Формы реальности. Очерки теоретической антропологии - [95]
По существу, Делёз и Гваттари призывают спуститься на молекулярный уровень ниже молярных квазиязыковых отношений. Если у Леви-Стросса анализ ведет к структурной фрагментации и системе различений между позициями, Делёз и Гваттари полагают такой уровень анализа грубым и призывают спуститься на более глубинный уровень, приближенный к реальности (в «Анти-Эдипе» говорится о «близости к траве»[493]). Именно на этом глубинном уровне и исчезают язык и субъект. Любопытно, что прототип шизофренической машины желания Делёз и Гваттари нашли у того же Леви-Стросса, и прототипом этим оказывается знаменитый «бриколаж»:
Бриколер способен выполнить огромное число разнообразных задач. Но в отличие от инженера ни одну из них он не ставит в зависимость от добывания сырья и инструментов, задуманных и обеспечиваемых в соответствии с проектом: мир его инструментов замкнут, и правило игры всегда состоит в том, чтобы устраиваться с помощью «подручных средств», то есть на каждый момент с ограниченной совокупностью причудливо подобранных инструментов и материалов, поскольку составление этой совокупности не соотносится ни с проектом на данное время, ни, впрочем, с каким-либо иным проектом, но есть результат, обусловленный как всеми представляющимися возможностями к обновлению, обогащению наличных запасов, так и использованием остатков предшествующих построек и руин[494].
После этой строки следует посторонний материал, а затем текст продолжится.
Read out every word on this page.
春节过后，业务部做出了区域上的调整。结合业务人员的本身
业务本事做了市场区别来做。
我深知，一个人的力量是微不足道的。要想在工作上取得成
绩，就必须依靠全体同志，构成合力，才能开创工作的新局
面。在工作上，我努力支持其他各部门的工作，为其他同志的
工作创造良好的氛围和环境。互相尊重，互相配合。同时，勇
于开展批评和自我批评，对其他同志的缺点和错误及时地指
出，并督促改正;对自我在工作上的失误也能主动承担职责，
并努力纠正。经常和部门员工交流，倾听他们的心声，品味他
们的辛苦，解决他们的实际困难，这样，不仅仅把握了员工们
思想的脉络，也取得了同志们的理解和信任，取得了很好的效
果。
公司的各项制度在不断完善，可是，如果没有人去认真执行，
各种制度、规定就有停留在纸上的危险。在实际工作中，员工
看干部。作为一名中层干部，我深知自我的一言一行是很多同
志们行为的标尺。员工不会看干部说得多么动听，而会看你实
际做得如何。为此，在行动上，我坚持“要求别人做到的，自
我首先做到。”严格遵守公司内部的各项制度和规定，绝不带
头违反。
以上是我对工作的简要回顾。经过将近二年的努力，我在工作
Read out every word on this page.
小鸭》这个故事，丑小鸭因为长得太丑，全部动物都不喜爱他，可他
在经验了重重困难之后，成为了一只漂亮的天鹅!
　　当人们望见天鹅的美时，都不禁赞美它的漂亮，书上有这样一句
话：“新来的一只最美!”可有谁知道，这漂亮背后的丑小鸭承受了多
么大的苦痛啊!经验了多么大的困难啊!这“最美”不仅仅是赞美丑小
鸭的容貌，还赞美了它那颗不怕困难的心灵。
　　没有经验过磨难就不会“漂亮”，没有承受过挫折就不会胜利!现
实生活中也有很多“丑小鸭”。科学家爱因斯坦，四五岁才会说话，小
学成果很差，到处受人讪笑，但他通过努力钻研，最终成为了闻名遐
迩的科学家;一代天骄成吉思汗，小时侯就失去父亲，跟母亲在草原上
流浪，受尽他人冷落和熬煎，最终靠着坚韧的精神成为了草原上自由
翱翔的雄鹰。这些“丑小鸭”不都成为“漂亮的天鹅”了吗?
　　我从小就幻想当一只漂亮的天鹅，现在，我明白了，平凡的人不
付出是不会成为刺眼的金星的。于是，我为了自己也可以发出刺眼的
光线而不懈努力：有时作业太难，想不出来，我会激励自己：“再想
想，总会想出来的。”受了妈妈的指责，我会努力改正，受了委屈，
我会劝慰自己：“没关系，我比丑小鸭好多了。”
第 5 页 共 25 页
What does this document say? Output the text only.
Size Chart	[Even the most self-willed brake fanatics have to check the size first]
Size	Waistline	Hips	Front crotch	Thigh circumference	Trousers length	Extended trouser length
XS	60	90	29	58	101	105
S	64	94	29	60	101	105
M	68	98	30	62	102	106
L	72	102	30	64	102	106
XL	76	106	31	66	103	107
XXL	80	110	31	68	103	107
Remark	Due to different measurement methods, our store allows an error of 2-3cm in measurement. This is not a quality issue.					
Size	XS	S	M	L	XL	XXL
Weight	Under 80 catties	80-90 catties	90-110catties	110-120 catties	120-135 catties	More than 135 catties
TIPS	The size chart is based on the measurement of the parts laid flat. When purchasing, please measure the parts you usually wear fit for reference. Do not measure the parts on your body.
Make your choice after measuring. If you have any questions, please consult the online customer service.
Отличие бриколера от инженера заключается в отсутствии всякого проекта, речь идет о полуслучайной сборке всех наличных фрагментов, из которых создается крайне причудливая машина. В «Анти-Эдипе» говорится о том, что машина желания основана именно на леви-строссовском бриколаже, так как ее отличает
способность включать фрагменты во все новые фрагментарные образования; отсюда вытекает неразличимость производства и произведенного, совокупности инструментов и совокупности продуктов[495].
Но можно добавить, что такая машина поглощает субъектность инженера, превращая бриколера в деталь собственного механизма. Машина желания не образует устойчивой структуры, а потому детерриториализирует любые устойчивые блоки значения. Это именно машина производства.
Каким образом происходит исчезновение устойчивых членений, можно увидеть на меняющемся отношении к творчеству Пруста. В 1964 году Делёз опубликовал свое исследование Пруста «Пруст и знаки». Пруст определяется им как производитель разнообразных групп знаков. А знаки понимаются не как абстракции, на которых основывается коммуникация, а почти феноменологически — как самопроявление мира:
Знаки являются объектом мирского обучения, а не некоего абстрактного знания. Научиться — это, прежде всего, рассмотреть материю, предмет, существо, как если бы они испускали знаки для дешифровки, для интерпретации. <…> Все, что нас чему-либо учит, излучает знаки, любой акт обучения есть интерпретация знаков или иероглифов. Произведение Пруста основано не на демонстрации воспоминаний, а на узнавании знаков и обучении им[496].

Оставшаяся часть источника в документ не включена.